Since information cannot be salvaged once lost, it must be stored in some durable form. Information is the only data that requires durability, as all other data may be redirived, and therefore deleted without loss. In addition, if two chunks of data represent the same information, then only one must be retained, as the other may always be derived from the first. If the second chunk of data represents a reduction of the first, then retaining only the second chunk would result in a loss of information. This realization is helpful for designing programs that use Minimal Essential State. If a program were to only retain the data that it was given from the outside world, that program could lose all other data and still function.

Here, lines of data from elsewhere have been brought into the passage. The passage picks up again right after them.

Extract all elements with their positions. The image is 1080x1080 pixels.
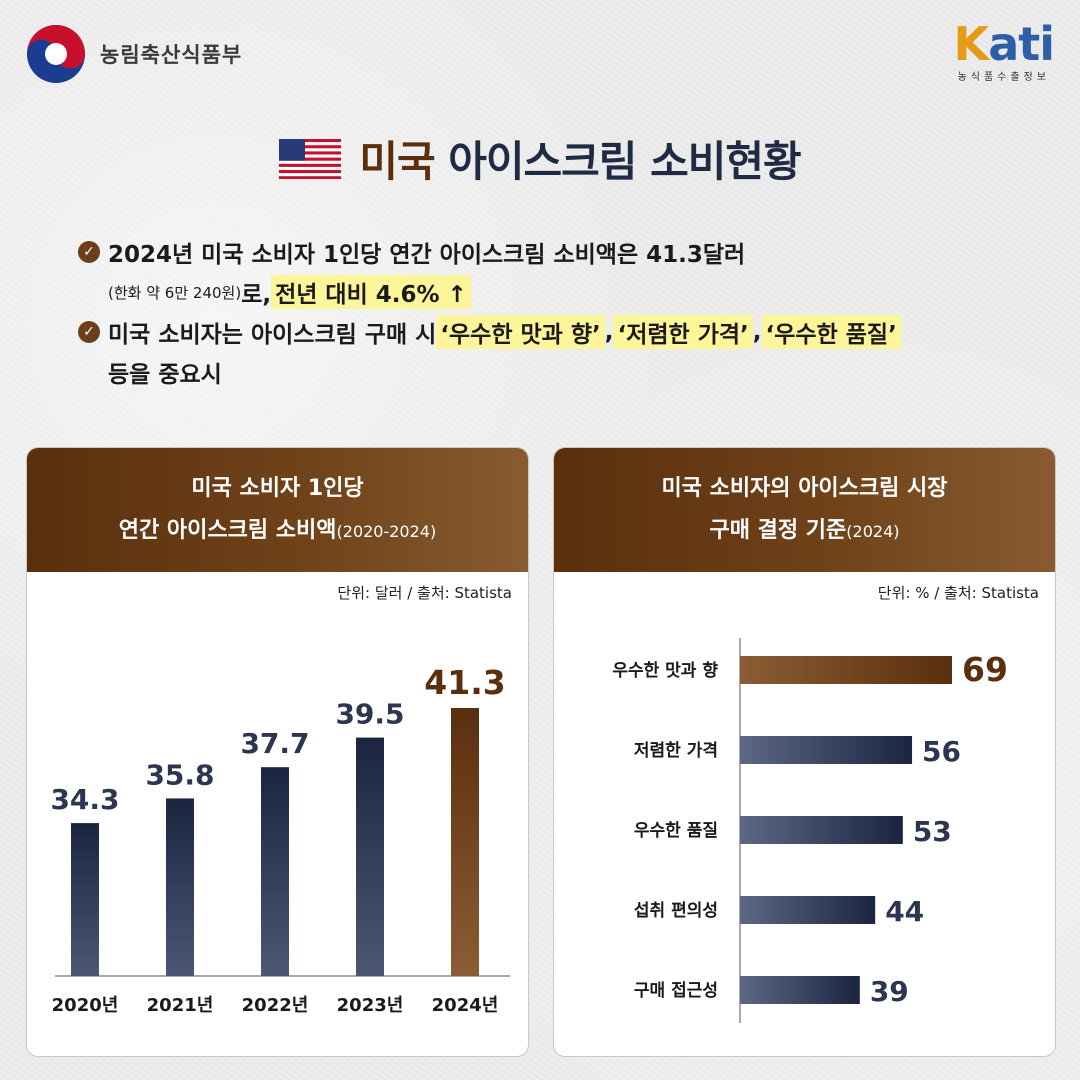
bullet-1: ✓ 2024년 미국 소비자 1인당 연간 아이스크림 소비액은 41.3달러 [78,232,1058,272]
bullet-2-mark-3: ‘우수한 품질’ [761,315,901,349]
bullet-2-line2: 등을 중요시 [108,362,222,388]
x-tick-label: 2024년 [432,995,499,1016]
criteria-title-2-wrap: 구매 결정 기준(2024) [710,510,900,553]
x-tick-label: 2022년 [242,995,309,1016]
ministry-name: 농림축산식품부 [100,43,243,67]
header: 농림축산식품부 Kati 농식품수출정보 [0,0,1080,100]
page-title: 미국 아이스크림 소비현황 [0,128,1080,189]
consumption-title-1: 미국 소비자 1인당 [191,475,364,501]
bullet-1-cont: (한화 약 6만 240원) 로, 전년 대비 4.6% ↑ [78,272,1058,312]
bullet-2-sep-2: , [752,319,762,345]
criteria-unit: 단위: % / 출처: Statista [877,584,1039,602]
y-tick-label: 저렴한 가격 [634,740,718,761]
consumption-chart-header: 미국 소비자 1인당 연간 아이스크림 소비액(2020-2024) [27,448,528,572]
bar-섭취 편의성 [740,896,876,924]
bar-value-label: 35.8 [145,758,214,791]
bar-2020년 [71,823,99,976]
criteria-title-years: (2024) [846,521,900,541]
bar-우수한 품질 [740,816,903,844]
consumption-title-2-wrap: 연간 아이스크림 소비액(2020-2024) [119,510,436,553]
bullet-2: ✓ 미국 소비자는 아이스크림 구매 시 ‘우수한 맛과 향’, ‘저렴한 가격… [78,312,1058,352]
title-text: 미국 아이스크림 소비현황 [359,128,801,189]
bar-우수한 맛과 향 [740,656,952,684]
bullet-1-highlight: 전년 대비 4.6% ↑ [271,275,471,309]
kati-logo: Kati 농식품수출정보 [953,17,1055,83]
y-tick-label: 섭취 편의성 [634,900,718,921]
consumption-chart-card: 미국 소비자 1인당 연간 아이스크림 소비액(2020-2024) 단위: 달… [26,447,529,1057]
bar-value-label: 34.3 [50,783,119,816]
bar-value-label: 56 [922,735,961,768]
us-flag-icon [279,138,342,179]
x-tick-label: 2023년 [337,995,404,1016]
bar-value-label: 53 [913,815,952,848]
bar-저렴한 가격 [740,736,913,764]
consumption-title-2: 연간 아이스크림 소비액 [118,517,337,543]
bullet-1-text: 2024년 미국 소비자 1인당 연간 아이스크림 소비액은 41.3달러 [108,242,746,268]
x-tick-label: 2020년 [52,995,119,1016]
title-rest: 아이스크림 소비현황 [448,137,801,186]
bullet-2-sep-1: , [604,319,614,345]
bullet-2-cont: 등을 중요시 [78,352,1058,392]
bar-2023년 [356,737,384,976]
criteria-chart-header: 미국 소비자의 아이스크림 시장 구매 결정 기준(2024) [554,448,1055,572]
consumption-title-years: (2020-2024) [336,521,437,541]
bar-value-label: 69 [962,650,1008,689]
check-icon: ✓ [78,241,100,263]
y-tick-label: 우수한 맛과 향 [612,660,718,681]
bar-2024년 [451,708,479,976]
bar-value-label: 39.5 [335,698,404,731]
criteria-title-2: 구매 결정 기준 [709,517,847,543]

The ultimate purpose of Information

Programs do not exist to be black holes for Information. That Information must serve a purpose, or there would be no reason to injest it, and that purpose must always, ultimately, be framed in terms of the programs effect on its environment. The ways in which Information is used closely mirror the sources of Information. Information may be displayed to a user, be used in the control of a machine, or be sent to another program. Of course, often the data that is used in these applications is computed from said Information, but all Information must serve some downstream purpose to the programs environment, either immediate or eventual. Any data that serves no ultimate purpose, as in, data that will never affect the way the program interacts with its environment, should not be retained as information. This distinction can help to determine what data to keep and what data to dispose of.

Sometimes, however, Information will serve a temporary purpose, referred to as ephemeral information. This data alters the way a program injests information or helps in the programs interaction with its environment, but with no applicability to future operation. For interfacing with a user, this would include the selection state of text, which only serves to help edit the textual information, and the users scroll position, which only serves to help the user navigate other information. Similarly, there exists ephemeral information for interacing with sensors and other programs. For instance, devices and programs often provide status updates that hold only temporary relevance to your program. This ephemeral information may be stored, utilized, and disposed of when it is no longer useful.